NCPA - National Center for Policy Analysis

Export Licensing Systems Slow Energy Growth

February 28, 2013

The shale gas revolution has the potential to boost exports of liquefied natural gas (LNG) and crude oil and drive economic growth for decades to come. Unfortunately, outdated federal regulations restrict exports, distort domestic energy prices and deter investment.

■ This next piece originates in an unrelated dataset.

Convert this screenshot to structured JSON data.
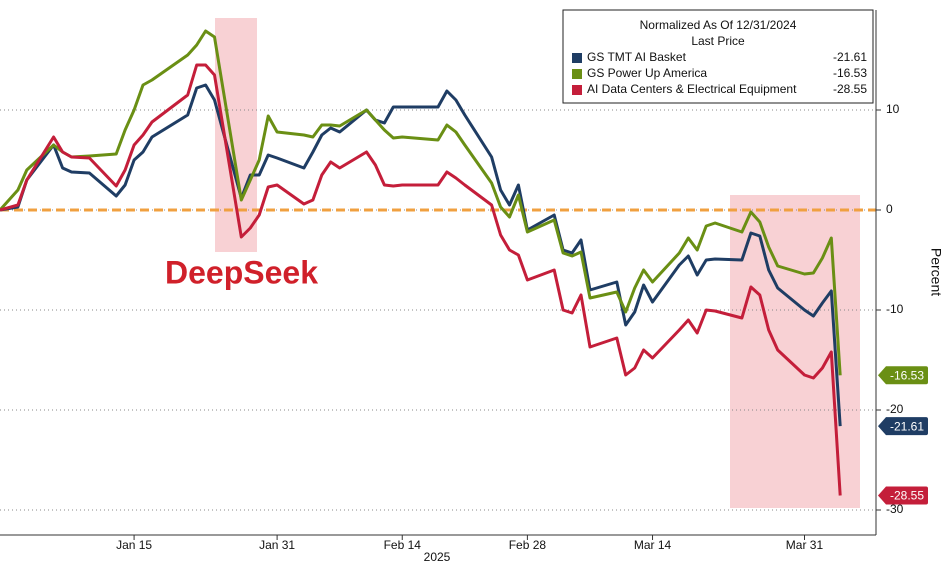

The archaic licensing systems that impose these regulations are holding back the development of America's cast energy resources, says Scott Lincicome, an adjunct scholar with the Cato Institute.

  • Advances in hydraulic fracturing and horizontal drilling have driven domestic gas and oil prices below international market prices, which makes exporting a profitable endeavor.
  • Prices in Japan, the world's largest natural gas consumer, were five times U.S. prices, and European prices were three to four times higher.
  • With America set to become a net natural gas exporter by 2020 and virtually self-sufficient in energy by 2035, fossil fuel export restrictions and pending applications are limiting U.S. energy producers.

Under the current regulatory market, all natural gas exports must be authorized by the Department of Energy (DOE) and must "be consistent with public interest." Exports to free trade agreement (FTA) countries are quickly approved because they are in the public interest, but exports to non-FTA countries have been restricted due to the DOE's decision-making process.

Crude oil exports are regulated by the Bureau of Industry and Security (BIS), under authority granted to it by the Energy Policy and Conservation Act of 1975. The BIS uses its own discretion in determining whether exports meet U.S. national interest.

  • The DOE also exercises complete discretion in examining natural gas export applications and has only approved one of the 17 total applications since 2010.
  • Economically, limiting exports could depress domestic prices, discourage investment, destabilize the domestic energy market, and cost significant jobs and profits.
  • Legally, export restrictions could cause to United States to violate trade agreements.
  • Current policy is at odds with the National Export Initiative and its goal of doubling U.S. exports between 2009 and 2014.

The opaque export licensing systems of U.S. LNG and crude oil are hindrance to American progress. To fix them, President Obama should order the immediate approval of all pending licensing applications and then push for more transparent and consistent export licensing mechanisms for all energy sources.